Dario Bellicoso

Robotics Research Scientist

Research

ALMA - Articulated Locomotion and Manipulation for a Torque-Controllable Robot

May, 2019 · IEEE International Conference on Robotics and Automation (ICRA)

We present a motion planning and control framework for ANYmal, a torque-controlled quadrupedal robot equipped with a six degrees of freedom robotic arm capable of performing dynamic locomotion while executing manipulation tasks. The online motion planning framework, together with a whole-body control based on a hierarchical optimization algorithm, enable the system to walk, trot and pace while executing tasks such as fixed-position end-effector control, reactive human-robot collaboration and torso posture optimization to increase the arm’s kinematic reachability. The torque controllability of the whole system enables the implementation of compliant behaviour, allowing a user to safely interact with the robot in a very natural way. We verify our framework on the real robot by performing tasks such as opening a door or carrying a payload together with a human.

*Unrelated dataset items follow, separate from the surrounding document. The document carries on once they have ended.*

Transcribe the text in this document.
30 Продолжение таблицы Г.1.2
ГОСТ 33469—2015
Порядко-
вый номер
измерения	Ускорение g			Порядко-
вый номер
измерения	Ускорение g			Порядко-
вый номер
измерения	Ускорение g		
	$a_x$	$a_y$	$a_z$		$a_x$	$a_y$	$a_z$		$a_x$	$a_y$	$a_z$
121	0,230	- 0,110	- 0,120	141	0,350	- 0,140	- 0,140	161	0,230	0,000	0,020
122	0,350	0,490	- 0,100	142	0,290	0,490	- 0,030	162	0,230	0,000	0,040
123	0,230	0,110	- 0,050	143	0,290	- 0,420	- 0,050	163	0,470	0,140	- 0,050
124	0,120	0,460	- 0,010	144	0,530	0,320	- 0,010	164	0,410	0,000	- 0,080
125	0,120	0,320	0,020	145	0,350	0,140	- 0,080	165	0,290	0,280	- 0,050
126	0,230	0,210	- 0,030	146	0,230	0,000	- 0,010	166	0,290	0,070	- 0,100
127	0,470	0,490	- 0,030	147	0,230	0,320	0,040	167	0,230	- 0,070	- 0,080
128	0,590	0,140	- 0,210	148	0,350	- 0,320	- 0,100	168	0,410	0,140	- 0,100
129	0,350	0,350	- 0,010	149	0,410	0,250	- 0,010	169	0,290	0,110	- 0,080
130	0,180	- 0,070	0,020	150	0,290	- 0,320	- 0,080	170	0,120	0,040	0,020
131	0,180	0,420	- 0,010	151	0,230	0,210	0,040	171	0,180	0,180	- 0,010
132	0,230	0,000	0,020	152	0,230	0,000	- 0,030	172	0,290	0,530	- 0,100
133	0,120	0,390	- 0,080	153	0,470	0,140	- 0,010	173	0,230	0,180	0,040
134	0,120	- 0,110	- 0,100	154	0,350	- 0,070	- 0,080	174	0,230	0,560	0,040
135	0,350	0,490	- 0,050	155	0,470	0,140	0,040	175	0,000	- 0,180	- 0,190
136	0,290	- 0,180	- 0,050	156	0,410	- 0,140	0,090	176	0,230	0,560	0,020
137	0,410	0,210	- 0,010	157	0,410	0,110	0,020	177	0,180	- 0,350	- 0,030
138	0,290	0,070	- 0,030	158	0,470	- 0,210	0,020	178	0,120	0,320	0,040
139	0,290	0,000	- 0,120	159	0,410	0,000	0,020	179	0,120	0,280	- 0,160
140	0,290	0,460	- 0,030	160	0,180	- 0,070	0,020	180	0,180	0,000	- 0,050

Dynamic Locomotion Through Online Nonlinear Motion Optimization for Quadrupedal Robots

July, 2018 · IEEE Robotic and Automation Letters (RA-L)

This letter presents a realtime motion planning and control method that enables a quadrupedal robot to execute dynamic gaits including trot, pace, and dynamic lateral walk, as well as gaits with full flight phases such as jumping, pronking, and running trot. The proposed method also enables smooth transitions between these gaits. Our approach relies on an online zero-moment point based motion planner which continuously updates the reference motion trajectory as a function of the contact schedule and the state of the robot. The reference footholds for each leg are obtained by solving a separate optimization problem. The resulting optimized motion plans are tracked by a hierarchical whole-body controller. Our framework has been tested in simulation and on ANYmal, a fully torque-controllable quadrupedal robot, both in simulation and on the actual robot.

Perception-less terrain adaptation through whole body control and hierarchical optimization

November, 2016 · IEEE-RAS 16th International Conference on Humanoid Robots (Humanoids)

This paper presents a control approach based on a whole body control framework combined with hierarchical optimization. Locomotion is formulated as multiple tasks (e.g. maintaining balance or tracking a desired motion of one of the limbs) which are solved in a prioritized way using QP solvers. It is shown how complex locomotion behaviors can purely emerge from robot-specific inequality tasks (i.e. torque or reaching limits) together with the optimization of balance and system manipulability. Without any specific motion planning, this prioritized task optimization leads to a natural adaption of the robot to the terrain while walking and hence enables blind locomotion over rough grounds. The presented framework is implemented and successfully tested on ANYmal, a torque controllable quadrupedal robot. It enables the machine to walk while accounting for slippage and torque limitation constraints, and even step down from an unperceived 14 cm obstacle. Thereby, ANYmal exploits the maximum reach of the limbs and automatically adapts the body posture and height.